The timing could have been better, given that Müller took over as CEO just as the pandemic-related restrictions came in place. “I was working in Peru when things started getting serious,” he remembers. “Since then, it’s been tough not being able to travel far given that we have such a global presence, but I’m happy with how we have come together as an organisation to face the challenges.”

“I’m proud of what the team has achieved,” Müller continues. “We’ve had long workdays, most of us in the confinement of our own space, but we managed to synchronise our efforts and to reach our target effectively. When we saw the impact Covid was having on communities where governments couldn’t deploy the types of rescue packages and the social safety net we have in our countries, we decided to secure 200 million jobs in those regions. We also worked hard to build out our platform to reinforce its resilience in times like these.”

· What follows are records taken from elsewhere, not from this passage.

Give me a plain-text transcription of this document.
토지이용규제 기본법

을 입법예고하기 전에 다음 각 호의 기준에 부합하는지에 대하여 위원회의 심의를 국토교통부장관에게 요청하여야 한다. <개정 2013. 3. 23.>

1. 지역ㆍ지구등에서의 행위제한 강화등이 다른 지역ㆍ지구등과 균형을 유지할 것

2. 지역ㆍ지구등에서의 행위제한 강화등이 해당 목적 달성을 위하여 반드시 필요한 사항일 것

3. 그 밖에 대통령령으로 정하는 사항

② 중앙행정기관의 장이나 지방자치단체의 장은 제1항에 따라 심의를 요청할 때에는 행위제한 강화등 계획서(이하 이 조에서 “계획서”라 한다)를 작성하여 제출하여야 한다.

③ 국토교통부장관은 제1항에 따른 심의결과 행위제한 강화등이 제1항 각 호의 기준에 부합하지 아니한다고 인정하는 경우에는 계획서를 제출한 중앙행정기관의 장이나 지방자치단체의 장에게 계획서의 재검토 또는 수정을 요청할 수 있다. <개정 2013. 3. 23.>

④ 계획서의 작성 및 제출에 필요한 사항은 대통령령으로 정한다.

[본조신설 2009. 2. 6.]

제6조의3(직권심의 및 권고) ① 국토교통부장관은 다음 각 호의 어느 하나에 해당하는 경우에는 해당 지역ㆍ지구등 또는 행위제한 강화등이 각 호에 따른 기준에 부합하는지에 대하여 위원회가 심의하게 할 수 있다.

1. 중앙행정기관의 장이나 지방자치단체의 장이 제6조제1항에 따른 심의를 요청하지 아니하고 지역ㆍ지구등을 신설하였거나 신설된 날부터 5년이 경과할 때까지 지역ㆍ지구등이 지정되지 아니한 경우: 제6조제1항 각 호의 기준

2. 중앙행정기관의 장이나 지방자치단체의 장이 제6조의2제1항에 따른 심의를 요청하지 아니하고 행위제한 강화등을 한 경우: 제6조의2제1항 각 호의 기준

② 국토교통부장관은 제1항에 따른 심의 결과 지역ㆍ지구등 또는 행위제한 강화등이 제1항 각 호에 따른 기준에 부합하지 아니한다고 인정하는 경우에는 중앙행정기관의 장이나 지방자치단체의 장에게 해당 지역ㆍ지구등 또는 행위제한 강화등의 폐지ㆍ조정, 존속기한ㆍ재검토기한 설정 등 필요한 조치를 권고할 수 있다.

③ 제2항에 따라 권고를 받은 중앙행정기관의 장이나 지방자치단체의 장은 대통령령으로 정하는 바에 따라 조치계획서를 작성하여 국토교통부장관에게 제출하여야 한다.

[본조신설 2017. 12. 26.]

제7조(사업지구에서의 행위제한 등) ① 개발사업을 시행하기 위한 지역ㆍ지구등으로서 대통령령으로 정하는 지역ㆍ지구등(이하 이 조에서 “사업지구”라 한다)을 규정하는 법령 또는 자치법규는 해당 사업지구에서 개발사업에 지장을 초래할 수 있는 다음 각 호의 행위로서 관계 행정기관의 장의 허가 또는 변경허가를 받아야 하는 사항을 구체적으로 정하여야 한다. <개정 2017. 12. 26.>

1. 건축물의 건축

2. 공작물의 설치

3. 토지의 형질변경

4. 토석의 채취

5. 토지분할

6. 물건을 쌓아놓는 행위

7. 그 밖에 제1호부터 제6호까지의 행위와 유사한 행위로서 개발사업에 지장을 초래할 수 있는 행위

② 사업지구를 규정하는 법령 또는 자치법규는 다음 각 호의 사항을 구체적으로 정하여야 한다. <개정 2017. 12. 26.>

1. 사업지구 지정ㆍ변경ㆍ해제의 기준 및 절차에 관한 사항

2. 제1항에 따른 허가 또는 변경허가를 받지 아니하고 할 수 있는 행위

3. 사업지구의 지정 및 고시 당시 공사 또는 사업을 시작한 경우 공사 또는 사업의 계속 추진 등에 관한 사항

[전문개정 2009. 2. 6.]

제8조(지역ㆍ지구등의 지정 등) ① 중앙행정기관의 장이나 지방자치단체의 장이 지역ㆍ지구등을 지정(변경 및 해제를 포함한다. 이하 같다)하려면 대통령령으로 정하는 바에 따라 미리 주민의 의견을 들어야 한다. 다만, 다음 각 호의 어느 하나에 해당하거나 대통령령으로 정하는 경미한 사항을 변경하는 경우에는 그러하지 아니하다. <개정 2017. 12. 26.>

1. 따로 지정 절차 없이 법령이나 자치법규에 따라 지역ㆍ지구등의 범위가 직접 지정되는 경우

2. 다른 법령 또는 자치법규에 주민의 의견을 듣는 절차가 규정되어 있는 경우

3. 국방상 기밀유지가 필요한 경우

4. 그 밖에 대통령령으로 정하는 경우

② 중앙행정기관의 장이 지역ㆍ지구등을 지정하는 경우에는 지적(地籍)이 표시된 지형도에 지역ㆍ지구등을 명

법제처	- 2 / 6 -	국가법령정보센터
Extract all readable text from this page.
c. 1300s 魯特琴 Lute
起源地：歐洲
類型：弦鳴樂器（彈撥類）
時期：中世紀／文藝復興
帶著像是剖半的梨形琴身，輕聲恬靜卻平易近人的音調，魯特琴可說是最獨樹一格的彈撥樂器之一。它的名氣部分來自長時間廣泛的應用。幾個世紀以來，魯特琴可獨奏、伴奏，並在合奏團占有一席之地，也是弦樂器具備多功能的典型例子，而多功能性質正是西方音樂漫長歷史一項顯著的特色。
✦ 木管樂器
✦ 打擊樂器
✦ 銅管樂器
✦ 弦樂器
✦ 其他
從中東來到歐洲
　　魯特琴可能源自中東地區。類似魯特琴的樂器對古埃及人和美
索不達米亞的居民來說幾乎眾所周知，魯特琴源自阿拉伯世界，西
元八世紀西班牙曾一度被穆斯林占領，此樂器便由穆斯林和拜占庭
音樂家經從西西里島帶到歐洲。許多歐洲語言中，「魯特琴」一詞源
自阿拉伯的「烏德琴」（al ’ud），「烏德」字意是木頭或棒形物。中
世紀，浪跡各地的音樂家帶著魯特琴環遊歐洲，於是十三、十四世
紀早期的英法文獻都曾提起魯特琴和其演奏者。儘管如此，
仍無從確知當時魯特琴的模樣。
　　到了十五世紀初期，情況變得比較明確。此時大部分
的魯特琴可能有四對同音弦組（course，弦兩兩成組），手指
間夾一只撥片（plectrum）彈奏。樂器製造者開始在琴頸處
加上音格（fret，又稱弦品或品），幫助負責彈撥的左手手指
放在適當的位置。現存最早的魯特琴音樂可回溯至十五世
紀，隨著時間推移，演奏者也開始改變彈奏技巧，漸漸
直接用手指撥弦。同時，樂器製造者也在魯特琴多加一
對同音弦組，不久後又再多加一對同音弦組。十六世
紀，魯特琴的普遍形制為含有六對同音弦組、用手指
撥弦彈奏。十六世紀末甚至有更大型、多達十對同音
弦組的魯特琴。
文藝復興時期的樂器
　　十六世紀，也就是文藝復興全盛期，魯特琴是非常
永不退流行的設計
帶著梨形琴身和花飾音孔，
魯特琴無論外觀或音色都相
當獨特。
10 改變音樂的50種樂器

The case for microfinance is especially telling in times when financial markets are unstable. One of the main advantages of the asset class is its diversification effect. Müller explains why, despite the pandemic, the returns continue to be stable. “65 per cent of the portfolio of end borrowers are located in rural areas. Agriculture is an important sector, which means they are far less affected by global crises, even in a pandemic,” he says. “People still need to get to the market to sell or buy fruits and vegetables, for example. There is no social security system that allows you to work from home, so life goes on. There are winners and losers, of course, and some institutions are more resilient than others, but mostly, in our markets they are sufficiently capitalised to weather extreme events. Health-related crisis, earthquakes or weather-related catastrophes are unfortunately not an exception in these regions, which means they have built resilience over time. Emerging markets are far less risky than some people think,” Müller concludes.